According to Mr Malusi Gigaba Public Enterprises Minister who said recently that the line would create additional capacity of 15-million tons a year and unlock significant coal exporting potential construction on a new railway line from the coal-rich regions of Mpumalanga to Swaziland was on track to begin in the middle of next year.
Coal miners have been complaining for years about the lack of capacity of the existing lines. Mr Gigaba said the investment would alleviate the problem and encourage junior coal miners which played an important role in job creation.
The 146 kilometers rail connection from Lothair in Mpumalanga to Sidvokodvo in Swaziland would create the additional capacity for coal exports by moving general freight volumes from the existing coal export line which moves about 72-million tons a year to the new line.
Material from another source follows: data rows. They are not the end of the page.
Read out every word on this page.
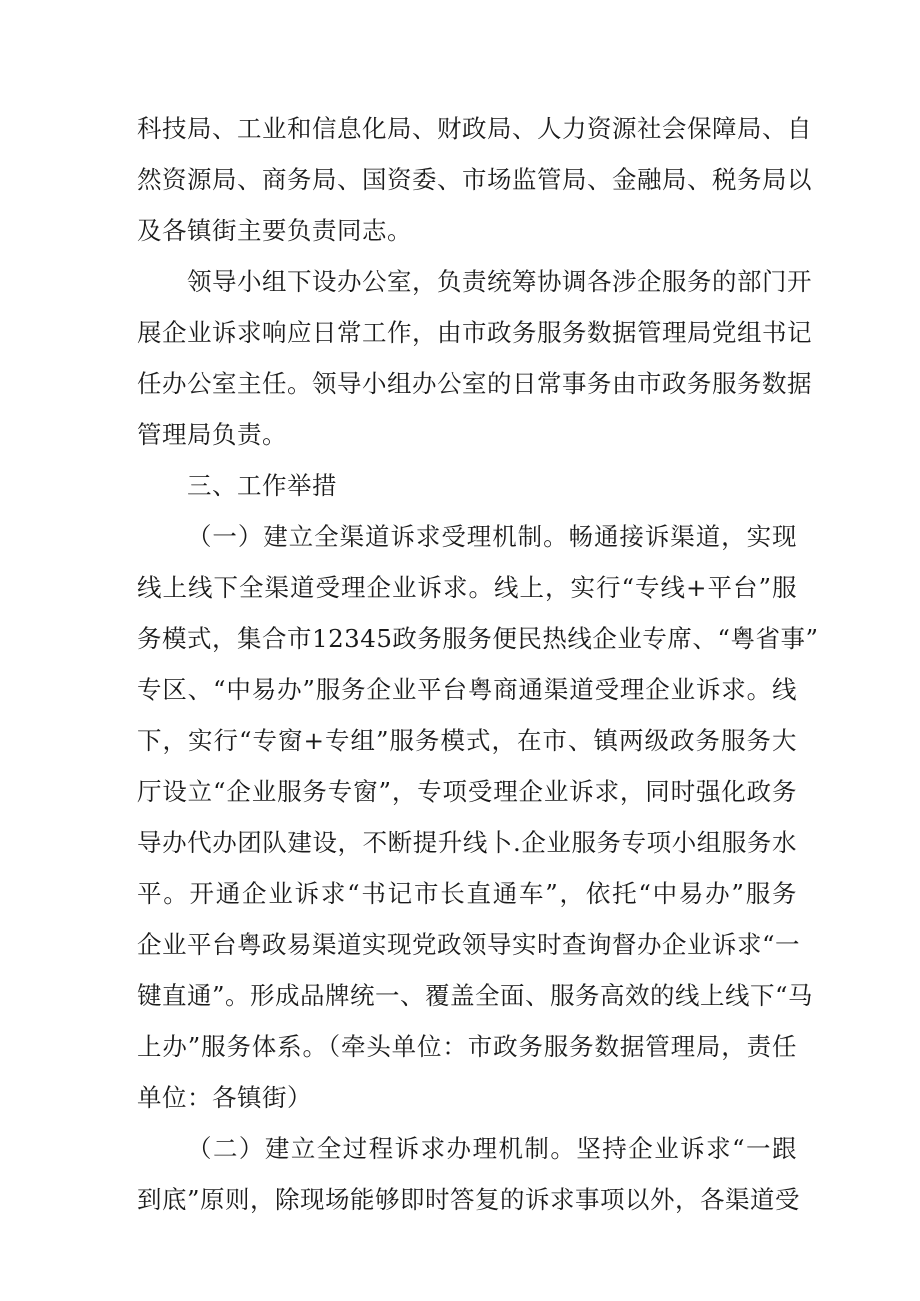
科技局、工业和信息化局、财政局、人力资源社会保障局、自
然资源局、商务局、国资委、市场监管局、金融局、税务局以
及各镇街主要负责同志。
领导小组下设办公室，负责统筹协调各涉企服务的部门开
展企业诉求响应日常工作，由市政务服务数据管理局党组书记
任办公室主任。领导小组办公室的日常事务由市政务服务数据
管理局负责。
三、工作举措
（一）建立全渠道诉求受理机制。畅通接诉渠道，实现
线上线下全渠道受理企业诉求。线上，实行“专线+平台”服
务模式，集合市12345政务服务便民热线企业专席、“粤省事”
专区、“中易办”服务企业平台粤商通渠道受理企业诉求。线
下，实行“专窗+专组”服务模式，在市、镇两级政务服务大
厅设立“企业服务专窗”，专项受理企业诉求，同时强化政务
导办代办团队建设，不断提升线卜.企业服务专项小组服务水
平。开通企业诉求“书记市长直通车”，依托“中易办”服务
企业平台粤政易渠道实现党政领导实时查询督办企业诉求“一
键直通”。形成品牌统一、覆盖全面、服务高效的线上线下“马
上办”服务体系。（牵头单位：市政务服务数据管理局，责任
单位：各镇街）
（二）建立全过程诉求办理机制。坚持企业诉求“一跟
到底”原则，除现场能够即时答复的诉求事项以外，各渠道受
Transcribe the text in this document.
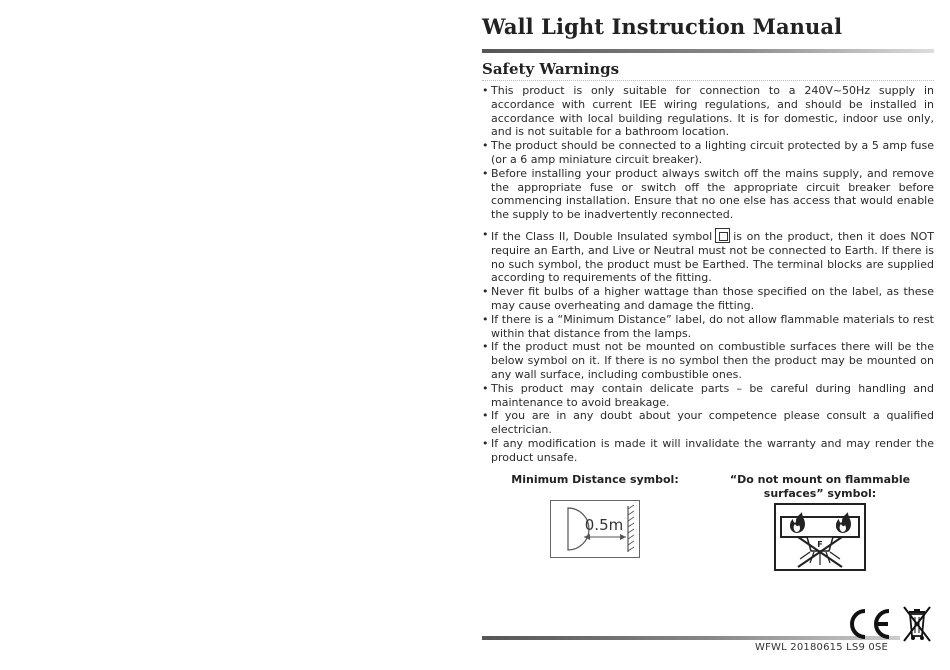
Wall Light Instruction Manual
Safety Warnings
• This product is only suitable for connection to a 240V~50Hz supply in accordance with current IEE wiring regulations, and should be installed in accordance with local building regulations. It is for domestic, indoor use only, and is not suitable for a bathroom location.
• The product should be connected to a lighting circuit protected by a 5 amp fuse (or a 6 amp miniature circuit breaker).
• Before installing your product always switch off the mains supply, and remove the appropriate fuse or switch off the appropriate circuit breaker before commencing installation. Ensure that no one else has access that would enable the supply to be inadvertently reconnected.
• If the Class II, Double Insulated symbol is on the product, then it does NOT require an Earth, and Live or Neutral must not be connected to Earth. If there is no such symbol, the product must be Earthed. The terminal blocks are supplied according to requirements of the fitting.
• Never fit bulbs of a higher wattage than those specified on the label, as these may cause overheating and damage the fitting.
• If there is a “Minimum Distance” label, do not allow flammable materials to rest within that distance from the lamps.
• If the product must not be mounted on combustible surfaces there will be the below symbol on it. If there is no symbol then the product may be mounted on any wall surface, including combustible ones.
• This product may contain delicate parts – be careful during handling and maintenance to avoid breakage.
• If you are in any doubt about your competence please consult a qualified electrician.
• If any modification is made it will invalidate the warranty and may render the product unsafe.
Minimum Distance symbol:	“Do not mount on flammable surfaces” symbol:
0.5m
F
WFWL 20180615 LS9 0SE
Mr Gigaba signed a memorandum of understanding in Pretoria yesterday with Swaziland’s Public Works and Transport Minister Mr Ntuthuko Dlamini. He said that Mr Gigaba said the route for the new line would "create the conditions for the industrialisation of the two countries" and link the regional economies of Southern Africa.
Mr Gigaba said the project would lower the cost of exports and transport in the region and would connect SA with the north-south corridor. The new line would maintain a sole focus on coal transportation to deal with the logjam that was being experienced in Ermelo and to avoid missing out on the great opportunity provided by the coal-rich Waterberg region, he said.
Mr Gigaba said in an interview after the event that SA’s required funding was already set aside in the government’s ZAR 300 billion capital expenditure programme while Swaziland had assured the funding on their part was available.
He said that Swaziland Railway was cash flush and there was strong interest from banks and financial institutions to fund the project.
The two countries were also comfortable that the required ZAR 17 billion funding was secured. SA would pay ZAR 12 billion towards the project as the bulk of the rail capital needed for the project was in SA while Swaziland would pay ZAR 5 billion. The costs, however excluded rolling stock, contingencies, escalations, engineering, procurement and construction management costs.